Corporate Entities - alexandros
http://www.avc.com/a_vc/2010/02/corporate-entity.html?utm_source=feedburner&utm_medium=feed&utm_campaign=Feed%3A+AVc+%28A+VC%29&utm_content=Google+Reader
======
grellas
A nice piece that will stimulate thinking on when and how to set up your
entity.

With a tech startup, an equally important goal is to have an entity to which
all IP is assigned as it is created, as opposed to being severally owned by a
group of founders working loosely together without a company structure.
Founders can (and often do) choose to kick the company setup down the road
assuming they can later clean up IP issues, and this can work just fine as
long as no issues or disagreements arise before the setup.

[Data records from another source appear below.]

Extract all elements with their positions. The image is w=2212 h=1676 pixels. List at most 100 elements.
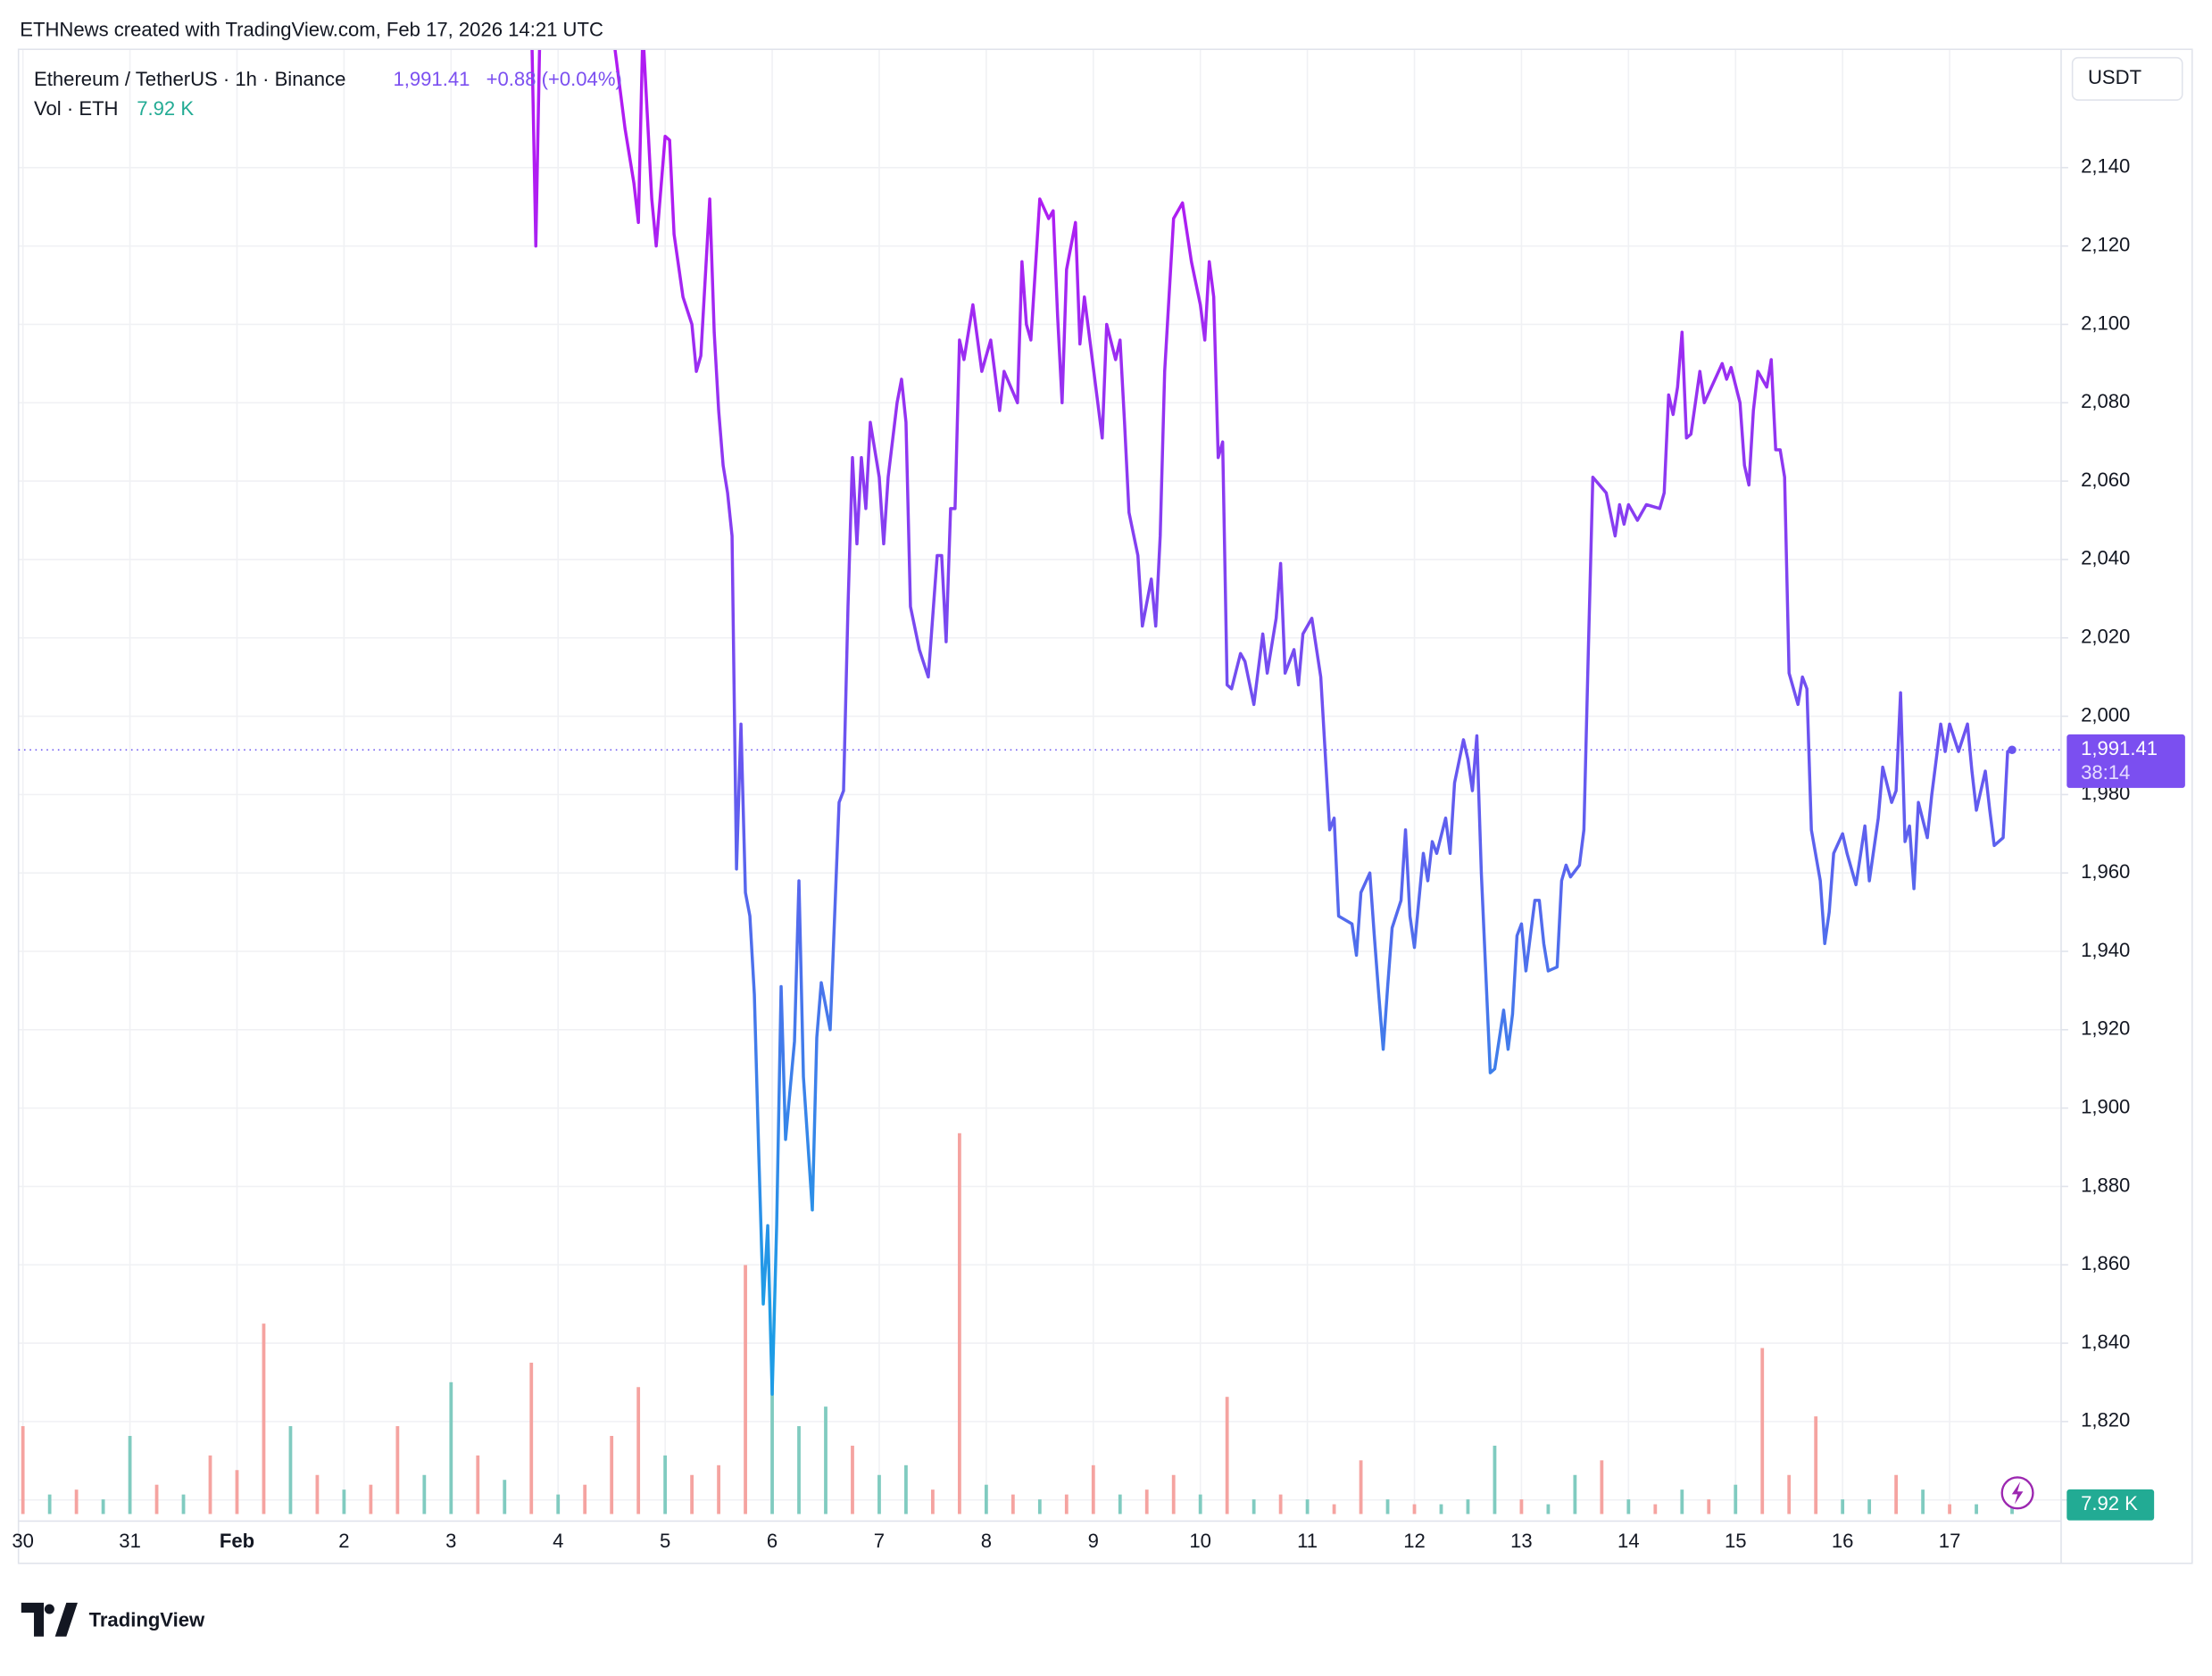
volume-bar [851,1445,854,1514]
currency-label[interactable]: USDT [2088,66,2141,88]
volume-bar [1948,1504,1951,1514]
y-tick-label: 1,960 [2081,860,2130,883]
volume-bar [503,1480,507,1514]
x-tick-label: 10 [1189,1530,1211,1552]
volume-legend-value: 7.92 K [137,97,194,120]
volume-bar [904,1464,908,1514]
volume-bar [1278,1494,1283,1514]
y-tick-label: 2,100 [2081,311,2130,334]
tradingview-logo[interactable]: TradingView [21,1602,205,1637]
y-tick-label: 1,820 [2081,1409,2130,1431]
price-line-layer [530,49,2013,1396]
y-tick-label: 2,000 [2081,703,2130,726]
volume-bar [744,1265,747,1514]
volume-bar [1734,1484,1738,1514]
volume-bar [1894,1474,1899,1514]
volume-bar [1975,1504,1978,1514]
x-tick-label: 9 [1088,1530,1099,1552]
volume-bar [154,1484,159,1514]
volume-bar [342,1489,346,1514]
y-tick-label: 2,060 [2081,469,2130,491]
volume-badge-label: 7.92 K [2081,1492,2138,1514]
volume-bar [1091,1464,1095,1514]
volume-bar [208,1455,212,1514]
y-tick-label: 1,860 [2081,1252,2130,1274]
volume-bar [583,1484,587,1514]
volume-bar [1144,1489,1149,1514]
volume-bar [2010,1506,2014,1514]
volume-bar [690,1474,694,1514]
x-tick-label: 4 [553,1530,563,1552]
volume-bar [770,1377,774,1514]
x-tick-label: 5 [660,1530,670,1552]
y-tick-label: 2,140 [2081,155,2130,178]
price-change: +0.88 (+0.04%) [486,68,622,90]
volume-bar [1760,1348,1765,1514]
volume-bar [1787,1474,1792,1514]
volume-bar [1546,1504,1551,1514]
volume-bar [1118,1494,1122,1514]
volume-bar [1867,1499,1872,1514]
last-price-legend: 1,991.41 [393,68,470,90]
y-tick-label: 1,840 [2081,1331,2130,1353]
volume-bar [1225,1397,1229,1514]
y-tick-label: 1,940 [2081,939,2130,961]
last-price-badge-label: 1,991.41 [2081,737,2158,759]
volume-bar [529,1362,534,1514]
volume-bar [877,1474,881,1514]
logo-mark[interactable] [21,1602,78,1637]
volume-bar [476,1455,480,1514]
volume-bar [128,1435,132,1514]
volume-bar [1841,1499,1845,1514]
volume-bar [101,1499,105,1514]
x-tick-label: 6 [767,1530,778,1552]
volume-bar [1171,1474,1176,1514]
volume-bars [21,1133,2014,1514]
last-price-badge [2066,734,2185,788]
volume-bar [717,1464,720,1514]
x-tick-label: 11 [1297,1530,1318,1552]
volume-bar [315,1474,320,1514]
y-tick-label: 1,880 [2081,1174,2130,1196]
volume-bar [663,1455,668,1514]
y-tick-label: 2,120 [2081,233,2130,255]
volume-bar [1252,1499,1256,1514]
x-tick-label: 12 [1403,1530,1426,1552]
volume-bar [422,1474,427,1514]
volume-bar [1332,1504,1336,1514]
x-tick-label: 30 [12,1530,34,1552]
logo-text[interactable]: TradingView [89,1608,205,1630]
volume-bar [1600,1460,1604,1514]
volume-bar [1466,1499,1470,1514]
volume-bar [931,1489,935,1514]
x-tick-label: 13 [1510,1530,1533,1552]
volume-bar [984,1484,988,1514]
volume-bar [235,1470,239,1514]
volume-bar [369,1484,373,1514]
volume-bar [1814,1416,1818,1514]
volume-bar [1037,1499,1042,1514]
volume-bar [47,1494,52,1514]
volume-bar [1305,1499,1310,1514]
x-tick-label: 15 [1725,1530,1747,1552]
x-tick-label: 7 [874,1530,885,1552]
x-tick-label: 16 [1832,1530,1854,1552]
volume-bar [1412,1504,1417,1514]
symbol-title: Ethereum / TetherUS · 1h · Binance [34,68,345,90]
volume-bar [610,1435,614,1514]
x-tick-label: 14 [1617,1530,1640,1552]
volume-bar [1921,1489,1925,1514]
volume-bar [1385,1499,1390,1514]
volume-badge [2066,1489,2155,1521]
replay-icon-bolt[interactable] [2011,1481,2024,1505]
volume-bar [1680,1489,1684,1514]
y-tick-label: 2,040 [2081,547,2130,569]
y-tick-label: 1,920 [2081,1017,2130,1040]
currency-button[interactable] [2071,56,2183,101]
x-tick-label: Feb [220,1530,254,1552]
volume-bar [1439,1504,1443,1514]
chart-frame [17,48,2193,1564]
volume-bar [797,1426,801,1514]
x-tick-label: 31 [119,1530,141,1552]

If a founder
departs from the team while owning IP separately, however, this can create due
diligence problems for the startup when it goes for funding or is acquired.
Thus, it is not normally good to leave the IP issues loose (at least if IP is
important to the company), and this should prompt founders to set up their
entity sooner rather than later as they begin to develop anything of value in
their pre-incorporation stage.

Other good reasons to incorporate earlier rather than later in most cases are
found in the top comment in this recent thread
(<http://news.ycombinator.com/item?id=1126785>), where various HN'ers took
issue with the idea that incorporation should be deferred until the time of
funding.

I personally think the corporate form tends to fit better for most early-stage
startups than does the LLC form but that is an issue for another day. (I
discuss some of the factors here, for anyone interested:
<http://grellas.com/faq_business_startup_005.html> \- see point 2, "Normally
go with a corporation instead of an LLC").